Well, come to find out, wrong! Yep, the whole cell phone system is designed to work on what are called dynamic IPS. See, every device that connects to the internet is assigned an IP. Like a phone number but it is temporary. Particularly for cell phones. In fact, every time you connect you get a new one. Your home computer that connects by high speed internet gets one, well the router gets one, every several months it rotates. Cell phones, every time they connect. 

So when I reached out to the cell phone companies I asked about a fraud department or something that deals with fraud like the ISP companies. Wasn’t one. So I asked for legal and that is when I learned about the dynamic IP system and that is the foundation of the system and it can’t be change nor monitored. So it is super easy for people to set up rooms with cell phones that run apps that click on ads because there is no way to monitor it and to deal with it or defeat it. Every time a phone logs on it gets a new IP. It is how it works. It is literally whack-a-mole in real life. You can never win. 

Seeing that a super high number of clicks were coming from Detroit, which isn’t in Ohio, I wanted to learn more. So I visited a well known website that has groups for cities and I joined the one for Detroit. I asked in the group if there was anyone who work revolved around websites, PPC or digital marketing in general. A few people chimed in. I asked if there was any way people could be doing click fraud from there. 

Right away I got responses that “yeah, they use the abandoned houses and generators to power the phones. They have tables and tables of them all plugged in and running away”. 

I was shocked. So you mean they set this stuff up, people know about it and no one does anything about it? But who would? There is no internet police so someone would have to sue someone. Which means you’d have to take them to court. These whole operations are mobile. So yeah, click fraud exists and there is nothing that can be done about it because you can’t ignore advertising on cell phones and there is no real way for them to combat it the way the system is designed. 

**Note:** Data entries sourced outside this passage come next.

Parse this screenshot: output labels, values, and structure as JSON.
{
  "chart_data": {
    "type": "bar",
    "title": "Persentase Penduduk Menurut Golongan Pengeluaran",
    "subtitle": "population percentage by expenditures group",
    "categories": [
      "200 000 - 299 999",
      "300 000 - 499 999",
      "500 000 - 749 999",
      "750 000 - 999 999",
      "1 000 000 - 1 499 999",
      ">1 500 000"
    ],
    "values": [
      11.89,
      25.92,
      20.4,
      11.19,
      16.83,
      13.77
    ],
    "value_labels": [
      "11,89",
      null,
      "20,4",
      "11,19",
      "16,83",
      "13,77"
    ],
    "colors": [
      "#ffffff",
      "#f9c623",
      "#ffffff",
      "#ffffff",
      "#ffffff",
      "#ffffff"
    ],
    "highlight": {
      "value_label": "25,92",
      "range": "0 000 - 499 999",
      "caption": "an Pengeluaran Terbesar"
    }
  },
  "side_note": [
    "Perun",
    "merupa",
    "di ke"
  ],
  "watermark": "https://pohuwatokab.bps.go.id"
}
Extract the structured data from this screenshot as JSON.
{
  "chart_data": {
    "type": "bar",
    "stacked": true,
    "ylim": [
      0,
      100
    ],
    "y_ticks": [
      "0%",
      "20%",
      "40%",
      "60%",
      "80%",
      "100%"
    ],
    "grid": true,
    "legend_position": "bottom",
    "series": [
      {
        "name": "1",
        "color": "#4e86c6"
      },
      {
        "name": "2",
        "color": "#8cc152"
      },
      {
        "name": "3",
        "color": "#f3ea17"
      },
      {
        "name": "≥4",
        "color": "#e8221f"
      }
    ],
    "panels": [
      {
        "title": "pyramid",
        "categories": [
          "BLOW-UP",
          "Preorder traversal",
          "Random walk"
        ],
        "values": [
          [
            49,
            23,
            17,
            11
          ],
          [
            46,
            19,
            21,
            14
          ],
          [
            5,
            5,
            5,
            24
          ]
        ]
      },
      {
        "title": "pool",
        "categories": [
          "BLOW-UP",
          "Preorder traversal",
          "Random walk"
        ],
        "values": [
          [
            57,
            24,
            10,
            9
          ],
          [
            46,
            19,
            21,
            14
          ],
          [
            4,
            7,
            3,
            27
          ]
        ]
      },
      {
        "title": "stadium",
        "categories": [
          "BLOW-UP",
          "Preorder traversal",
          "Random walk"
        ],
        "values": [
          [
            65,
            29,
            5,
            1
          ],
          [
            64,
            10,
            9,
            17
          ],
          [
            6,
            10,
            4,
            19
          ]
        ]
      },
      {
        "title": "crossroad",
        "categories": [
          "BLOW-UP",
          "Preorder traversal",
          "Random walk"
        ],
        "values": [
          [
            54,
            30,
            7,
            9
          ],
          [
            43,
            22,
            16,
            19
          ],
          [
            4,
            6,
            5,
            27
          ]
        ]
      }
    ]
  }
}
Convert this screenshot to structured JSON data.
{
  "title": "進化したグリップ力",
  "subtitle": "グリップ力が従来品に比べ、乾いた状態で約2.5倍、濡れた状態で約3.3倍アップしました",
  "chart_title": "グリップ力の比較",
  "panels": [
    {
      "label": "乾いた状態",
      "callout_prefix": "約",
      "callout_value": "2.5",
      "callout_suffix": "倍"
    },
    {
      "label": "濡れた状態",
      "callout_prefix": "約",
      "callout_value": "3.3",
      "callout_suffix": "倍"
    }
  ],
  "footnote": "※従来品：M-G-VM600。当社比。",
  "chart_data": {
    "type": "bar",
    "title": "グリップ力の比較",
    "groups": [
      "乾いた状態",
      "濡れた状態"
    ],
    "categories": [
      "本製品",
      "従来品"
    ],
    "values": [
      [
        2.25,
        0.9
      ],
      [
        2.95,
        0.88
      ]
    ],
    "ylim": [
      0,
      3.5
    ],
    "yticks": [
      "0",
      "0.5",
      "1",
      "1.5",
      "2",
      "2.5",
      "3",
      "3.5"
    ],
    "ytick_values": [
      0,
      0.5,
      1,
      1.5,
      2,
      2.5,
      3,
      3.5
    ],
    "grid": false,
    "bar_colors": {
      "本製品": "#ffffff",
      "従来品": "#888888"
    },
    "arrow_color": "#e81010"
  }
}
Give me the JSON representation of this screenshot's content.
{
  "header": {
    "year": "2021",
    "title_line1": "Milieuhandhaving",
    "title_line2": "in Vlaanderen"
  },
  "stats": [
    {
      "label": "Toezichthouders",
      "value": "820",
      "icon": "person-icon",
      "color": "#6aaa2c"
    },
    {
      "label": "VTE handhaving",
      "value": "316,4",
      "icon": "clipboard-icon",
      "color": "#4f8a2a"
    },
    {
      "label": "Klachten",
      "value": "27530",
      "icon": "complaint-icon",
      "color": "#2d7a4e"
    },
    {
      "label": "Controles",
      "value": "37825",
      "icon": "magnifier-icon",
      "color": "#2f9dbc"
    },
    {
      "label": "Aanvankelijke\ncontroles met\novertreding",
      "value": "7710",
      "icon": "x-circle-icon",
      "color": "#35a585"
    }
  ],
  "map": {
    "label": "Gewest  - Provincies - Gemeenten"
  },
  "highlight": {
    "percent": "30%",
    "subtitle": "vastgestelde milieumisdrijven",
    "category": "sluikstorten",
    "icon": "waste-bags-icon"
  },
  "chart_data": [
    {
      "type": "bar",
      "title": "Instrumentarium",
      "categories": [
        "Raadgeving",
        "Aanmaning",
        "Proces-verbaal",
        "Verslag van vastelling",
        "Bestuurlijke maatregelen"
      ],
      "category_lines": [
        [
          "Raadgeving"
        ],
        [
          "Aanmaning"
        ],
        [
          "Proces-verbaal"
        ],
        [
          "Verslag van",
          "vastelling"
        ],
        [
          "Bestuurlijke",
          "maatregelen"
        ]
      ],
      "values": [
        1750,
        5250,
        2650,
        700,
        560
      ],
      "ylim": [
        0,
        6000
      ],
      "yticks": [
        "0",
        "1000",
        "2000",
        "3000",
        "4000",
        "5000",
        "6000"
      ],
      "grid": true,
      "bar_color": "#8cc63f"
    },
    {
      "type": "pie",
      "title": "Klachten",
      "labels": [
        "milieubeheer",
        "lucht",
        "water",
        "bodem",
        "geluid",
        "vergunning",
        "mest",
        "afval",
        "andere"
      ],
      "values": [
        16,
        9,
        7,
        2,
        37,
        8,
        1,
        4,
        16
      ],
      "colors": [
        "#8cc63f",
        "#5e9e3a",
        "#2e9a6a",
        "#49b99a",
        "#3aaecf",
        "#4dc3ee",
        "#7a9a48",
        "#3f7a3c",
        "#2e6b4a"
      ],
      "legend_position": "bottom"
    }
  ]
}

So now the question falls on are the SaaS businesses that combat this worth it. In a word, yes. They can allow you to put cookies on devices including cell phones that stop someone from seeing ads after a certain number. You can block IPs and IP ranges. Pretty much be creative. They all have their own features and costs. What one would work best for you requires research but yes, they work and are worth the money you spend. Heck, if nothing else, do like I tell all my customers/clients test it and see.